In the participating 60 local high schools, NOVA counselors build relationships with high school staff and encourage at-risk students to apply to the program. In most high schools, counselors help seniors apply to NOVA, complete their financial-aid paperwork, and even register for classes right from the high school campus.

In 12 high-need high schools, however, the program targets students as early as their sophomore year, providing academic support to decrease the likelihood that students will need remedial services in college.

The intensive counseling — which Hilker-Balkissoon calls “high-touch case-management support” — continues as students transition to NOVA. The college develops an individual transition plan for each student and helps them apply for any public benefits for which they are eligible. As NOVA freshmen, the students take an eight-week college-success course with embedded peer mentors.

“Meeting with every student weekly for the first eight weeks allows us to identify students who aren’t coming to class and gives us an opportunity to address any issues early on in their college career,” Hilker-Balkissoon says. “We can connect them with tutoring, resources or whatever they need.”

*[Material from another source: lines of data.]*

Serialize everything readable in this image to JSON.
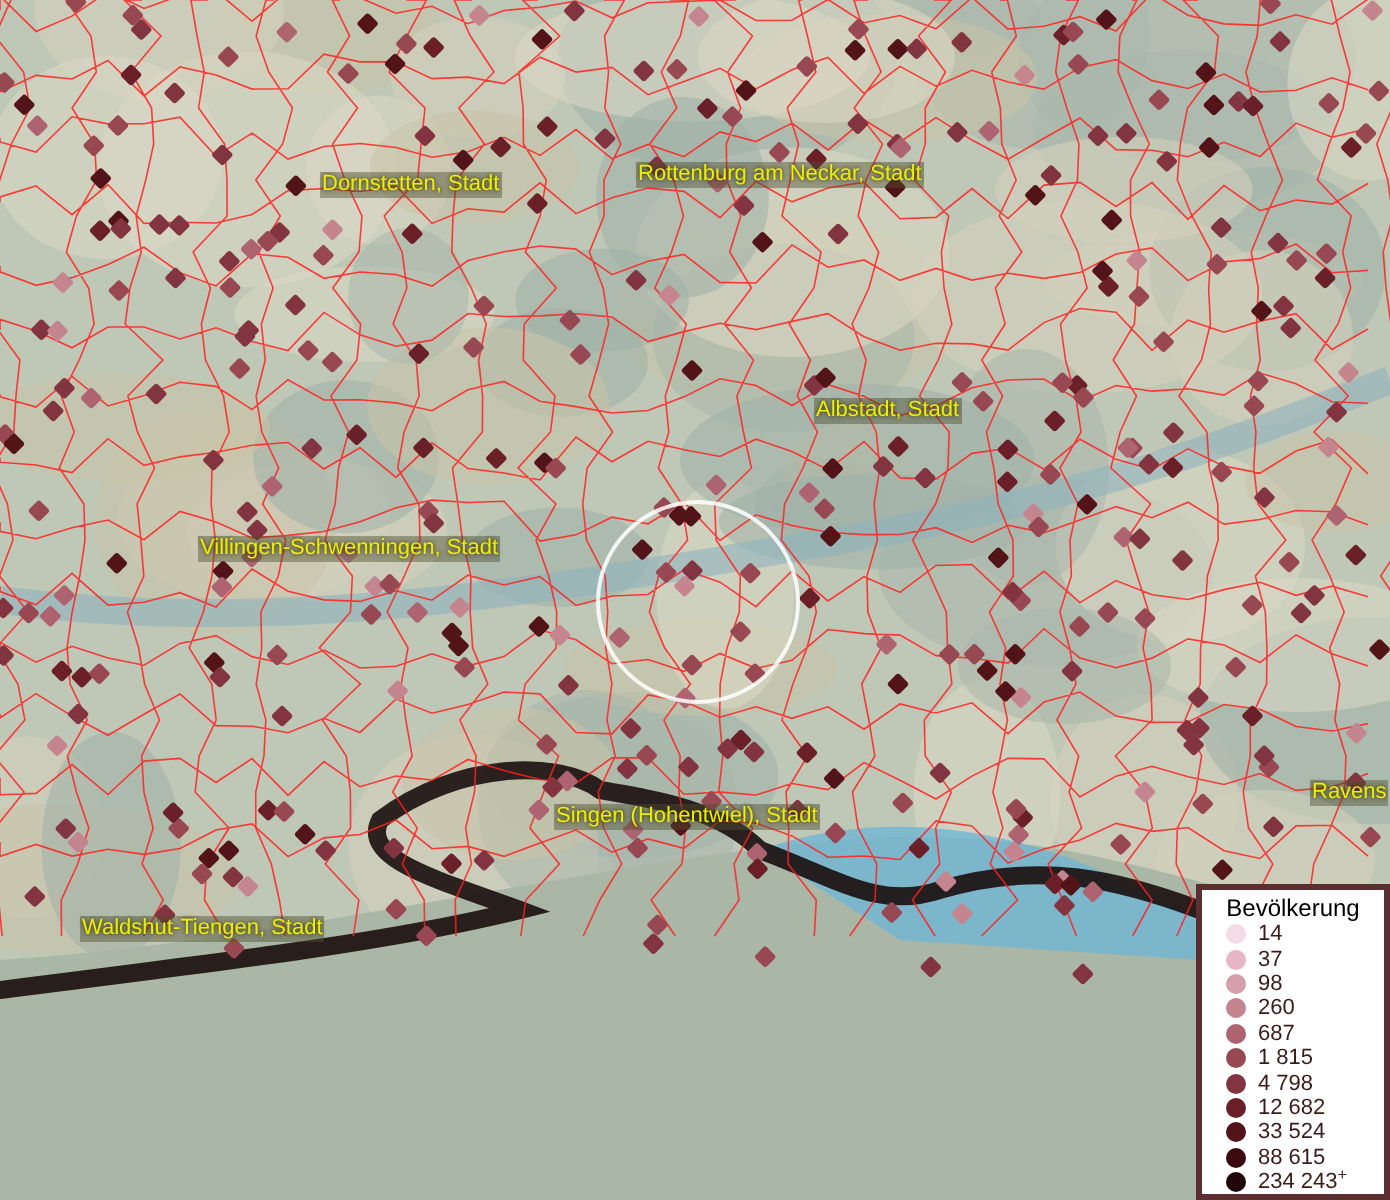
{
  "map_labels": [
    {
      "text": "Dornstetten, Stadt"
    },
    {
      "text": "Rottenburg am Neckar, Stadt"
    },
    {
      "text": "Albstadt, Stadt"
    },
    {
      "text": "Villingen-Schwenningen, Stadt"
    },
    {
      "text": "Singen (Hohentwiel), Stadt"
    },
    {
      "text": "Waldshut-Tiengen, Stadt"
    },
    {
      "text": "Ravens"
    }
  ],
  "legend": {
    "title": "Bevölkerung",
    "items": [
      {
        "label": "14",
        "color": "#f5dbe6"
      },
      {
        "label": "37",
        "color": "#e6b6c6"
      },
      {
        "label": "98",
        "color": "#d49fab"
      },
      {
        "label": "260",
        "color": "#c4858f"
      },
      {
        "label": "687",
        "color": "#ae6470"
      },
      {
        "label": "1 815",
        "color": "#984852"
      },
      {
        "label": "4 798",
        "color": "#833441"
      },
      {
        "label": "12 682",
        "color": "#6a1f29"
      },
      {
        "label": "33 524",
        "color": "#521319"
      },
      {
        "label": "88 615",
        "color": "#3c0a0e"
      },
      {
        "label": "234 243$^{+}$",
        "color": "#21060a"
      }
    ]
  }
}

Every participating student has a retention counselor while at NOVA. Students must fulfill a service learning requirement, and they have to attend at least one activity or join a campus organization each semester.

“Data show students who are engaged in activities on campus are much more likely to be successful,” Hilker-Balkissoon explains. In addition, the college provides several opportunities for the students to bond, such as bowling nights or “advice for a slice” gatherings, in which students can get free pizza if they show up and ask a counselor a question.

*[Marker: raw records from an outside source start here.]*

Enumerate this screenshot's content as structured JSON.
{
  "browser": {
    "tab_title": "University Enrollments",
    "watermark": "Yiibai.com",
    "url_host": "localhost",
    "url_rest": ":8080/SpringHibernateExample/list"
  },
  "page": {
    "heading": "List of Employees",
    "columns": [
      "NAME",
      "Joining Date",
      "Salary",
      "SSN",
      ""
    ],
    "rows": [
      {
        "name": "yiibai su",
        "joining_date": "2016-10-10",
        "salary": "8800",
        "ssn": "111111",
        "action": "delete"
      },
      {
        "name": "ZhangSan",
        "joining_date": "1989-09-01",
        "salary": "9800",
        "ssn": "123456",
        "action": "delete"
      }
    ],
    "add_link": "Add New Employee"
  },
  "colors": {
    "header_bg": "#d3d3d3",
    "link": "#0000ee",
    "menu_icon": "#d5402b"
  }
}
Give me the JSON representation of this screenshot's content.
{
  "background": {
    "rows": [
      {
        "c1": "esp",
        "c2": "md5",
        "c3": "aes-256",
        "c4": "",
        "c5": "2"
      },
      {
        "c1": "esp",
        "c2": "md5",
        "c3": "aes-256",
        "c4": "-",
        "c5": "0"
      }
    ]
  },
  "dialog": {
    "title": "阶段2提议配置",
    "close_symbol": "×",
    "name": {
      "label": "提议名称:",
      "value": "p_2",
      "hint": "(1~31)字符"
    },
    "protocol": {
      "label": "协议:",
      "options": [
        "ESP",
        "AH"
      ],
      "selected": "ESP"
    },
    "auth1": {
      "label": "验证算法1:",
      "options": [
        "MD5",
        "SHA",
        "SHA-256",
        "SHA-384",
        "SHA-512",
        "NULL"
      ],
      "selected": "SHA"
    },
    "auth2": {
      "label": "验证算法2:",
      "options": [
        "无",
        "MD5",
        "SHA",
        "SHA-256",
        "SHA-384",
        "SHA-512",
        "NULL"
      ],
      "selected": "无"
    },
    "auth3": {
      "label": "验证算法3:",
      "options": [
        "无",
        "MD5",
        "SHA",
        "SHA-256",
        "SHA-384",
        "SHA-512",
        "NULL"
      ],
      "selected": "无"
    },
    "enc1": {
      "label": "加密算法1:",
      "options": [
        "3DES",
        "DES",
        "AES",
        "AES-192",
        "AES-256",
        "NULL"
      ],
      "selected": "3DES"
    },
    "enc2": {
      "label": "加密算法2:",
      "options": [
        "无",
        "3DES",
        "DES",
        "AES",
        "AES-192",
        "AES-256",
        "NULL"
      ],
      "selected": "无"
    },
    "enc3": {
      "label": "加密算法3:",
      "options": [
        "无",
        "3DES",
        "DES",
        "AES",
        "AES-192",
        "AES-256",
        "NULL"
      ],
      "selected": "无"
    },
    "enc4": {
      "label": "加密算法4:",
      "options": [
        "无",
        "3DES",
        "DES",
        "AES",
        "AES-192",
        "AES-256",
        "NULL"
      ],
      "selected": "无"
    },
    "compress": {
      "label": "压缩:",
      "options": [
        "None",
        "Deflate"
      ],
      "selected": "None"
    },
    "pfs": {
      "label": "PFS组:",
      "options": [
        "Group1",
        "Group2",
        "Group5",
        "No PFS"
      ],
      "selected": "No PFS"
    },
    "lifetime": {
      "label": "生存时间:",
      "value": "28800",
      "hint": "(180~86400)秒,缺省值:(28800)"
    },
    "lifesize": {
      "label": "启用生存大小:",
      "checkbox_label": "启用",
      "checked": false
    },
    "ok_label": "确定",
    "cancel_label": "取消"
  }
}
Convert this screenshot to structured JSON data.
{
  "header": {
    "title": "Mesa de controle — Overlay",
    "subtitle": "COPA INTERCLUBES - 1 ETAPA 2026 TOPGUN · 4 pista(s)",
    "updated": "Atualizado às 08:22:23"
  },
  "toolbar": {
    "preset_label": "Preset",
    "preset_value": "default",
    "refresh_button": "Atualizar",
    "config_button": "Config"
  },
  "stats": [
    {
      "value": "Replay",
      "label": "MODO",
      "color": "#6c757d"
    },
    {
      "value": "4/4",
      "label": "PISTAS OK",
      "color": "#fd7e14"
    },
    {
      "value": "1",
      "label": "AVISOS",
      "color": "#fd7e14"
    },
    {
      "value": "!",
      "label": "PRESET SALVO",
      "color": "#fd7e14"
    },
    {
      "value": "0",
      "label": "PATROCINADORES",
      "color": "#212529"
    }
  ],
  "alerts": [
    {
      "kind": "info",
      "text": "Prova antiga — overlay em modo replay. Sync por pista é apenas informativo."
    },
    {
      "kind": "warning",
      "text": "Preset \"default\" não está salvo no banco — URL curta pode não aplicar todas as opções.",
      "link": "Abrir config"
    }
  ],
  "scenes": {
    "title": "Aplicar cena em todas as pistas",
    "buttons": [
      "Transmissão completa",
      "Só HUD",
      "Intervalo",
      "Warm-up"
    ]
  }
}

Counselors also work with students to identify their career goals, make sure they have the courses they’ll need to reach these goals, and help them apply to Mason or another four-year institution. Students transferring to Mason are handed off to a university adviser who meets with them regularly until they complete their bachelor’s degree.

For a program like this to work, “there has to be full alignment among all partners,” Hilker-Balkissoon says. “They all have to have a common vision and a commitment to providing the necessary resources to support the program.”

Dennis Pierce

is a contributor to the 21st-Century Center.